Von Wiebke Hüster | 14.12.2014
    Während literaturwissenschaftlich übereinstimmend angenommen wird, dass Shakespeares Dramen tatsächlich von ihm selbst geschrieben wurden und anderslautende Spekulationen romantische Spinnereien sind, ist das Rembrandt Research Project auch nach bereits vier veröffentlichten Katalogen dabei, Werk für Werk zu klären, wer in Rembrandts Werkstatt jeweils den Pinsel führte.
    Glücklich angekommen im Chaos solch komplizierter Ermittlungen, allerdings ohne sich dabei auf technologische Verfahren stützen zu können, ist seit wenigen Jahren erst die Ballettwelt. Kein Wunder, dass es so lange dauerte, bis Choreographen begannen, sich wirklich für die Rekonstruktion der Werke ihrer Vorgänger aus anderen Jahrhunderten zu interessieren. Seit dem Beginn des 20. Jahrhunderts inszeniert sich der Tanz als Tanz um das Goldene Kalb der choreografischen Uraufführung. Alles muss seitdem neu sein, und wer immer einen "Schwanensee" brauchte, schrieb seinen eigenen Choreografen-Namen darunter und die juristisch folgenlose Formulierung "nach Marius Petipa und Lew Iwanow". Das geht natürlich auch weiterhin so durch, aber seit gestern liegt die künstlerische Latte für alle doch erheblich höher bei solchen Versuchen.

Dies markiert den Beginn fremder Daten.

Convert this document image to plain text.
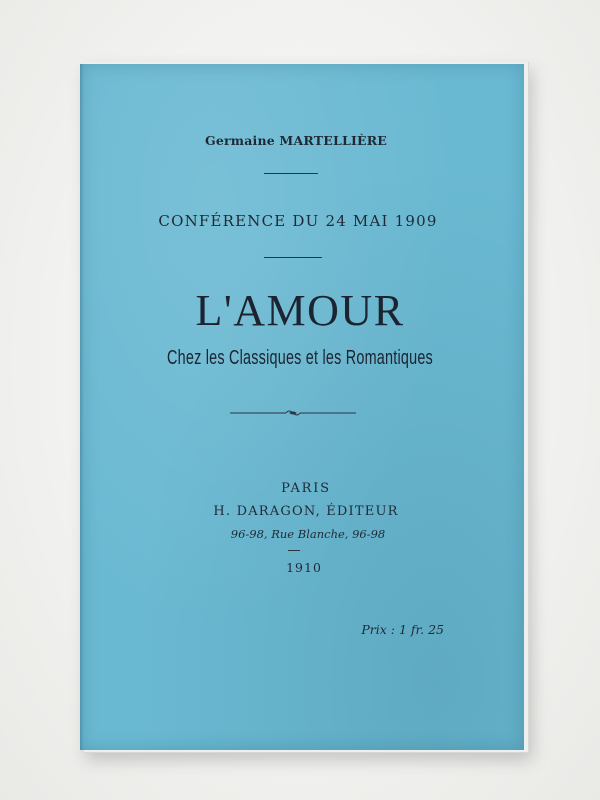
Germaine MARTELLIÈRE
CONFÉRENCE DU 24 MAI 1909
L'AMOUR
Chez les Classiques et les Romantiques
PARIS
H. DARAGON, ÉDITEUR
96-98, Rue Blanche, 96-98
1910
Prix : 1 fr. 25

    Die atemberaubend schöne Rekonstruktion von Marius Petipas "Paquita" durch Alexei Ratmansky in München räumte gleich mit sämtlichen Vorurteilen gegen solche Unternehmungen auf. Als da wären: Das Ballett des 19. Jahrhunderts besteht zu großen Teilen aus Pantomime – und das ist eine Sprache, die wir heute nicht mehr verstehen und/oder lächerlich finden.
    Falsch! Zu Beginn des zweiten Aktes von "Paquita" spielt sich vor den Augen des entgeisterten Publikums eine Räuberpistole ab wie in den packendsten Historiendramen Hollywoods, mit abgenommenen Degen, lauernden Verbrechern, Weinflaschen, Schlafmitteln, heimlich vertauschten Gläsern, Geheimverstecken hinter verborgenen Wandtüren. Man versteht jedes unausgesprochene Wort.
    Zweites Vorurteil: Selbst wenn es funktioniert, handelt es sich um einen rückwärtsgewandten Angriff anti-avantgardistischer Ballett-Konservativer. Zunächst: Ja, es funktioniert. Die Geschichte um das von spanischen Zigeunern aufgezogene Waisenkind Paquita, das sich als verlorene Nichte des französischen Generals herausstellt und qua Liebesheirat aus der Zeltstadt im Tal der Stiere bei Saragossa in den adligen Palast ihres Onkels heimgeführt wird, hat Hollywood-Qualität, Penelope Cruz wäre eine phantastische Paquita.
    Viel wichtiger als die spannende Erzählung ist aber, mit welcher Verve diese Rekonstruktion das letzte Vorurteil gegen das 1881 uraufgeführte Original Petipas von der Bühne fegt. Nein, Petipa ist ganz und gar nicht langweilig klassizistisch, oder im Korsett seiner eigenen Bedeutung als Ballettmeister am Zarenhof eingeschnürt. Schon die Varianz an Tänzen sorgt für Staunen: Neben der Pantomime gibt es die den Folklore-Traditionen entlehnten Volkstänze, hier natürlich spanisch, dann die höfischen Gesellschaftstänze, die das letzte Bild im Festsaal des Generalspalasts beleben und schließlich die rein klassischen Variationen. Und auch da, im Akademischen: Welcher Reichtum an lange nicht oder noch nie gesehen Schritten, Sprüngen und Armbewegungen, welcher Charme, welche Spielfreude.
    Jérôme Kaplans luxuriöse Ausstattung macht den Zauber dieses großartig gelungenen Unternehmens perfekt. Bescheiden verbeugt sich Ratmansky inmitten der strahlenden Tänzer des Bayerischen Staatsballetts. Er hat bewiesen, woran er glaubt: Dass, was die Klassiker betrifft, es niemand besser wusste als Petipa.